Il est fortement attendu, ce nouvel album d'Hélène de Thoury. Il y a beau avoir du grain à moudre avec Minuit Machine, le projet Hante. a sa propre glace, sa propre démarche et des émotions qui lui sont propres. Chez Hante., le propos est plus plaintif, ancré dans une sinistrose prononcée. Pourtant, les beats frappent plus fort, présents au premier plan dans le mix. Leur traitement assourdi, dans les graves, les cadenasse à être un faux décor, un métronome qui dit le temps qui nous assiège. Le vrai travail reste mélod-mélancol-ique. Les constructions en couches superposées offrent les détails qui feront revenir et découvrir. La composition du disque en deux versants (faussement dansant, véritablement noir) aide également à cerner le propos.

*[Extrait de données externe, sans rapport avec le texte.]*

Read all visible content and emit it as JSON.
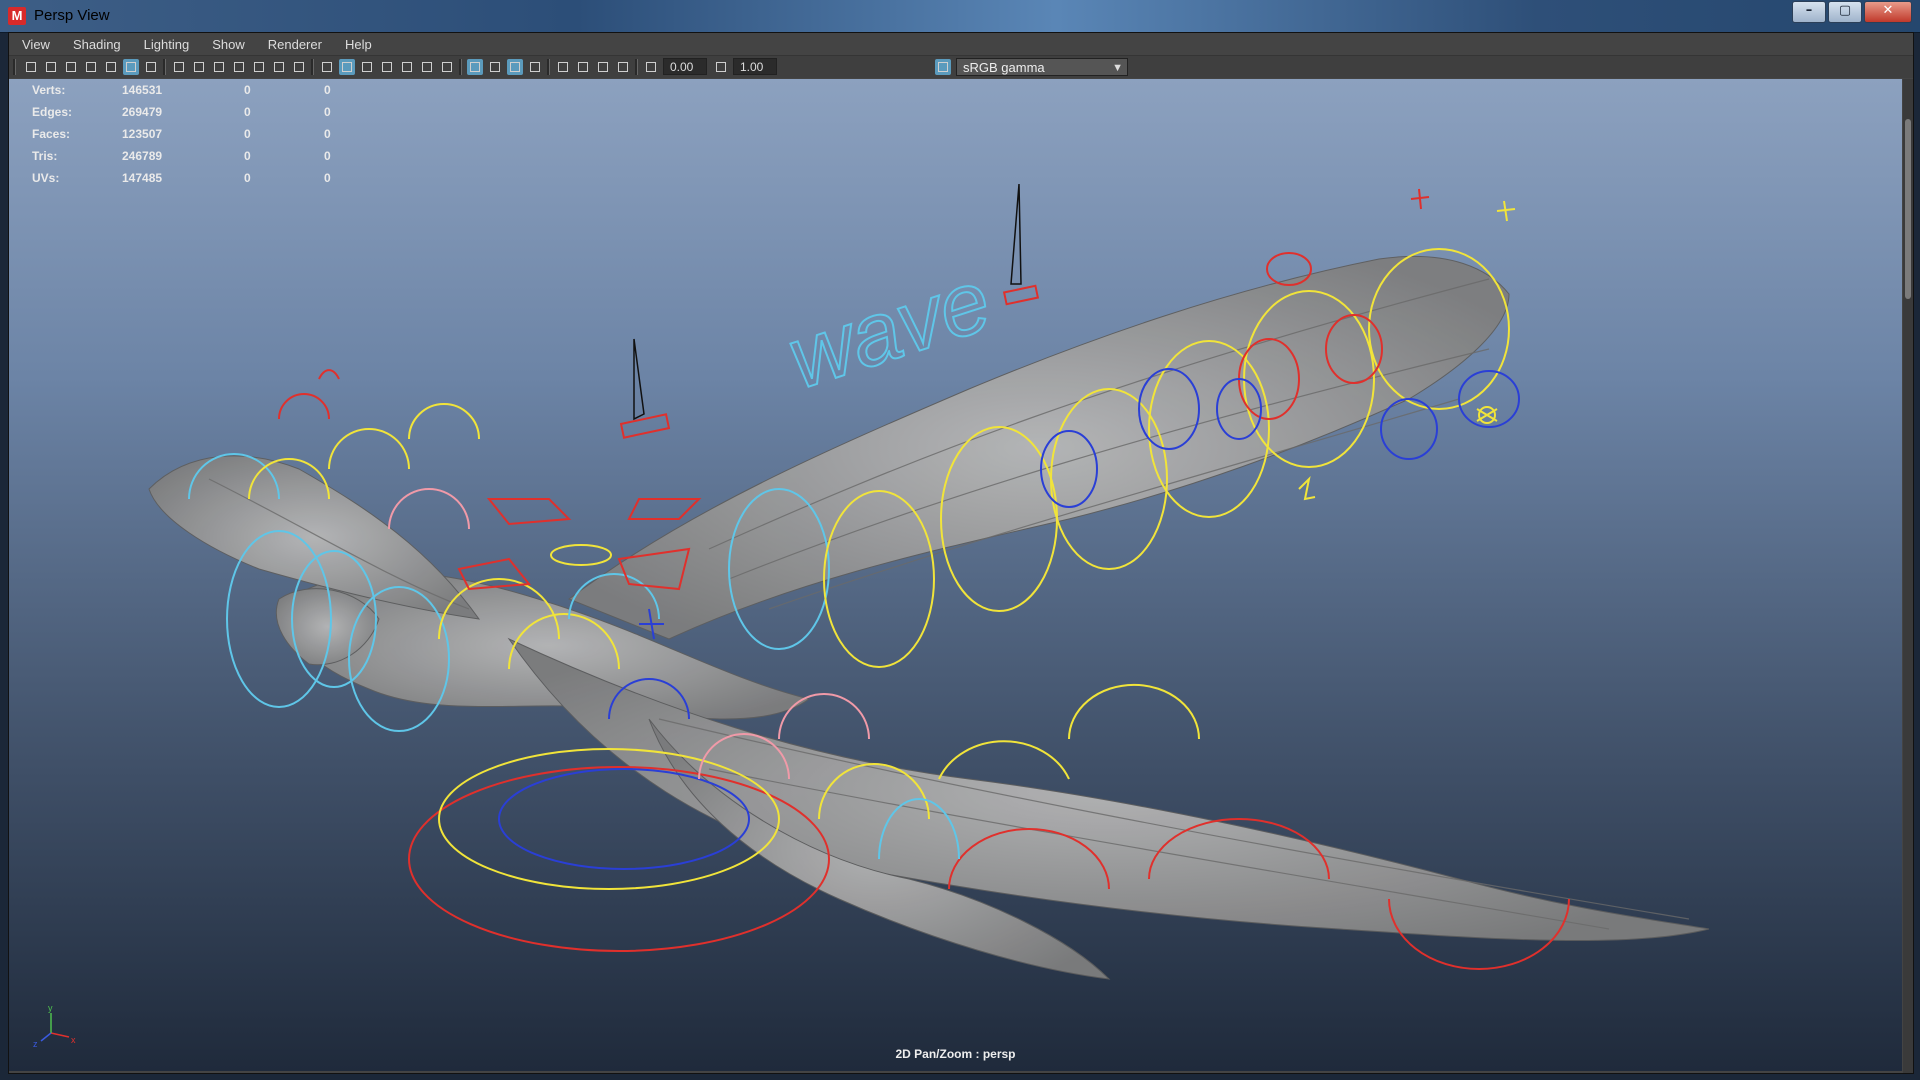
{
  "window": {
    "title": "Persp View",
    "app_icon_letter": "M",
    "controls": {
      "minimize": "–",
      "maximize": "▢",
      "close": "✕"
    }
  },
  "menu": {
    "items": [
      "View",
      "Shading",
      "Lighting",
      "Show",
      "Renderer",
      "Help"
    ]
  },
  "toolbar": {
    "exposure": "0.00",
    "gamma": "1.00",
    "color_space": "sRGB gamma",
    "active_color": "#5b9bbd"
  },
  "hud": {
    "rows": [
      {
        "label": "Verts:",
        "v1": "146531",
        "v2": "0",
        "v3": "0"
      },
      {
        "label": "Edges:",
        "v1": "269479",
        "v2": "0",
        "v3": "0"
      },
      {
        "label": "Faces:",
        "v1": "123507",
        "v2": "0",
        "v3": "0"
      },
      {
        "label": "Tris:",
        "v1": "246789",
        "v2": "0",
        "v3": "0"
      },
      {
        "label": "UVs:",
        "v1": "147485",
        "v2": "0",
        "v3": "0"
      }
    ]
  },
  "viewport": {
    "camera_label": "2D Pan/Zoom : persp",
    "control_text": "wave",
    "axis": {
      "x": "x",
      "y": "y",
      "z": "z"
    },
    "rig_colors": {
      "yellow": "#f1e43a",
      "cyan": "#5fc6e8",
      "red": "#e0302c",
      "blue": "#2a3fd6",
      "pink": "#f09aa8"
    },
    "model_color": "#9a9a9a"
  }
}
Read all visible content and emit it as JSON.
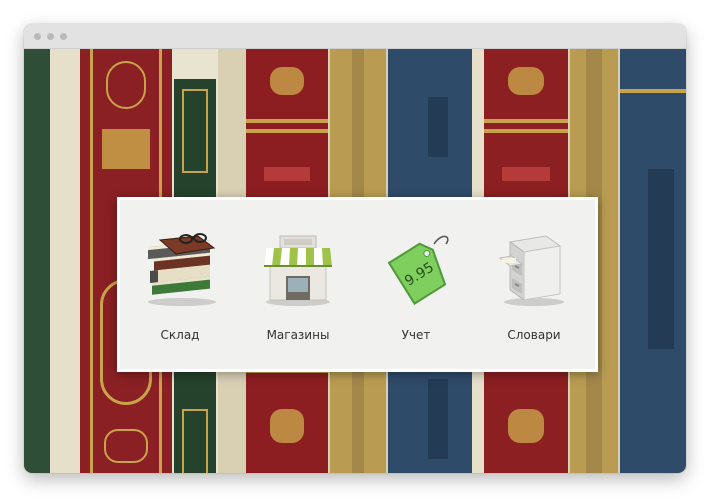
{
  "window": {
    "controls": [
      "window-dot",
      "window-dot",
      "window-dot"
    ]
  },
  "background": {
    "description_colors": [
      "#2e4b34",
      "#8a1f22",
      "#c8a44c",
      "#2f4c6b",
      "#e9e4d0"
    ]
  },
  "launcher": {
    "items": [
      {
        "label": "Склад",
        "icon": "books-with-glasses-icon"
      },
      {
        "label": "Магазины",
        "icon": "storefront-icon"
      },
      {
        "label": "Учет",
        "icon": "price-tag-icon",
        "tag_text": "9.95"
      },
      {
        "label": "Словари",
        "icon": "filing-cabinet-icon"
      }
    ]
  }
}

Le battement initial est un terrain de jeu. Ralentir, accélérer, créer des volutes, ne pas céder à l'appel de la nuit à plusieurs, se souvenir du vide, de la solitude, extirper la noirceur, même sous rafales stroboscopiques ("Insanity", fortement rétro). Et c'est la voix, une fois de plus, qui fait la différence, fragile, sans aucun cri, elle s'affirme dans ce chant soufflé, ce chant qui s'éloigne à chaque fois qu'Hélène chante pleinement. Le murmure pour le partage, le chant pour l'appel de ce qui ne vient pas et après quoi elle court, album après album. "Coming Home" est une réussite : lourdeur du rythme et des basses, légèreté des petites notes, voix évanescente dans l'oreille, entre malaise et zen.
Les paroles de "Blank Love" sont une ritournelle de ce malaise, en boucle minimaliste. L'échange raté, les regrets, la chute. Et la musique n'y peut rien : les beats écrasent tout, infrabasses qui nous plaquent au mur d'une discothèque. Les autres dansent, on veut aussi s'y mettre, pour oublier, pour passer à autre chose, sous les pulsions d'une cold-EBM bien efficace. Pourtant il y a ce léger problème, incrusté, inoubliable, qui se rappelle à nous. Le petit truc qui merde et qui hante, ces craquements des braises qui flamboient sans s'éteindre.
"A Lifetime of Desire" étendra ce paradoxe de la caresse et du départ un peu plus loin, électronique racée aux chœurs plaintifs planqués dans le mix, envolée écrasée en rase-motte, survol des émotions. "Catharsis", en flagrant délit de ralenti, tente une sortie de route, histoire de voir si la vie en marge, sur les bas-côtés a ses attraits. L'intention y est, lenteur contrôlée, trépidations, titre puissant, mais le traitement de la voix parlée et une composition qui se cherche créent une attente non comblée.
La musique s'emballe de nouveau avec un "Wasting Time" moins évident, morceau de transition pour son approche duelle entre musique semi-entraînante et voix intimistes. "Transparent" sonne comme un interlude délicat, un tantinet prévisible dans son tricotage de notes et ses nappes (un peu d’In Broken English ou encore du Anne Clark). "Two-faced Angel" équilibre parfaitement acoustique et synthétique, la programmation du pad rythmique est chaude, la ligne mélodique se fait par endroits réminiscence du riff final de "Exterminating Angel" des Creatures – celui à 4.53. C'est pour moi, le titre emblématique de ce nouveau disque, riche, chaud, bourré de petites variations, qui nous tient à la juste distance.
Alors qu'Hante. aurait pu faire un disque facile, à l'énergie communicative et aux mélodies aguicheuses, le choix des nuances est à saluer. Hélène confirme qu'elle sait mener de front deux projets forts, sans perdre de vue ses singulières lignes de force.